Hall has spent much of her two terms haranguing city departments, initiatives, and the budget in the name of efficiency and fiscal responsibility.
Despite her conservative beliefs, she led the movement to bring contracted trash services back as a public service to save money and increase service.
She recently requested an audit of un- and under-utilized city office space and buildings and has pushed to quickly get rid of them in the name of government efficiency.
While I don’t agree with where she is coming from, she has made some good points and bringing trash into city hall was a good move.
However, when it comes to the police, Hall and some of her colleagues’ tenacity for accountability and fiscal responsibility is missing in action.
The point is city council people, who worked hard to get elected to office to influence things, will enjoy greatly interrogating the police’s programs, initiatives, and budget.
It’ll be like a drug.
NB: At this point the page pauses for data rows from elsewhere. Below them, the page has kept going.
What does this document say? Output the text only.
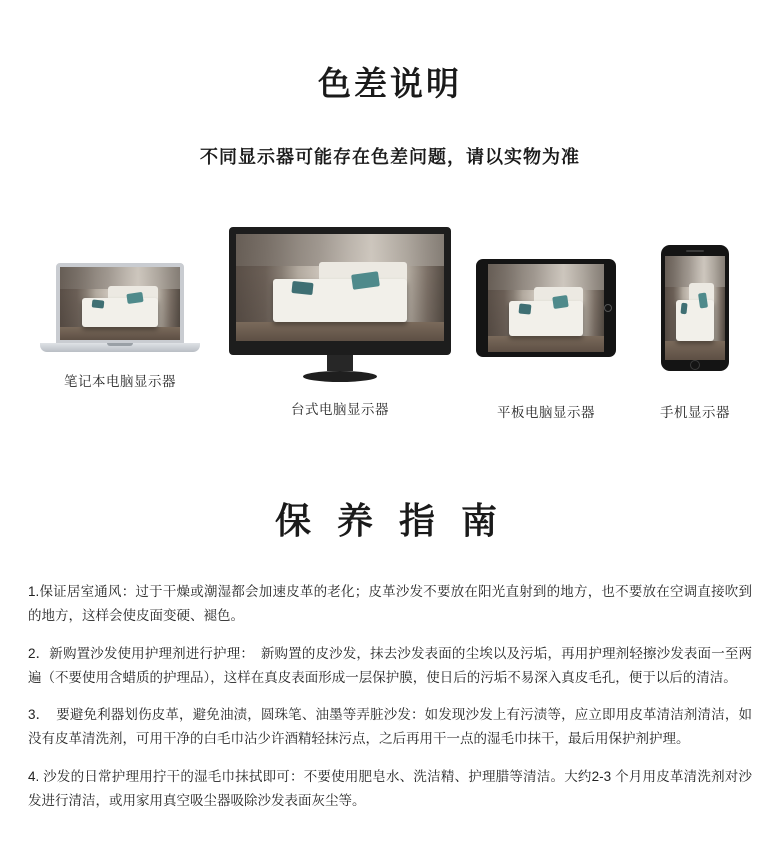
色差说明

不同显示器可能存在色差问题，请以实物为准

笔记本电脑显示器
SAMSUNG
台式电脑显示器	平板电脑显示器	手机显示器
保 养 指 南

1.保证居室通风：过于干燥或潮湿都会加速皮革的老化；皮革沙发不要放在阳光直射到的地方，也不要放在空调直接吹到的地方，这样会使皮面变硬、褪色。

2．新购置沙发使用护理剂进行护理：　新购置的皮沙发，抹去沙发表面的尘埃以及污垢，再用护理剂轻擦沙发表面一至两遍（不要使用含蜡质的护理品），这样在真皮表面形成一层保护膜，使日后的污垢不易深入真皮毛孔，便于以后的清洁。

3．　要避免利器划伤皮革，避免油渍，圆珠笔、油墨等弄脏沙发：如发现沙发上有污渍等，应立即用皮革清洁剂清洁，如没有皮革清洗剂，可用干净的白毛巾沾少许酒精轻抹污点，之后再用干一点的湿毛巾抹干，最后用保护剂护理。

4. 沙发的日常护理用拧干的湿毛巾抹拭即可：不要使用肥皂水、洗洁精、护理腊等清洁。大约2-3 个月用皮革清洗剂对沙发进行清洁，或用家用真空吸尘器吸除沙发表面灰尘等。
Once they see how they can shape at least some of the police budget, council will want to expand their scope.
2 — Each council meeting will have fireworks and highlight the argument for local control
I don’t have the polling but my guess is that a majority of Kansas Citians don't know that we can’t actually control our own police department.
It’s why the council and mayor still get a lot of the blame for violence and crime.
But in the new process, the police will have to come back to city council multiple times. And unlike the current Kansas City Police Department updates, these will not be well orchestrated, rah-rah presentations. Each presentation will be a show.
Every local television station and journalist will be there.
Every time, people will have to be reminded exactly why the Kansas City Police have to present another program and idea—the lack of local control.
Besides structural challenges in changing the status quo, highly involved people and special interests have dominated the conversation about local control. But most normal people, if they know about it, think our current reality is absolutely nuts.
A constant explainer can hopefully move the needle even more.
3 — Expose the police department’s lack of creativity
If you have listened to some people, you’d think Chief Rick Smith’s addition of a few social workers, which was at first majority grant-funded, was the most revolutionary idea of all time. However, they are also the first on the chopping block…
It was a good step in the right direction but hardly groundbreaking.
My hunch is that the police department’s proposals will be underwhelming. They have gobbled up funding for years with little to show for it as our homicides continue to break records.
I’m not sure they’ll be able to come up with evidenced-based programs that aren’t more police or vague “community engagement” events.
That constant showcase will demonstrate the limitations of a police-only public safety solution and the department’s leaders.
The new process creates exposure for criticism, collaboration, and improvement
Some activists were dismayed that the police budget actually increased rather than decreased but the changes passed by council creates an exposure the police department has probably never experienced.
Extra sunlight on their operations, ideas, and most importantly budget will have political implications that potentially set the stage for a stronger movement toward local control.
We can only hope.
Kansas City is the 8th most deadly city in America.
We can’t keep doing the same thing over and over.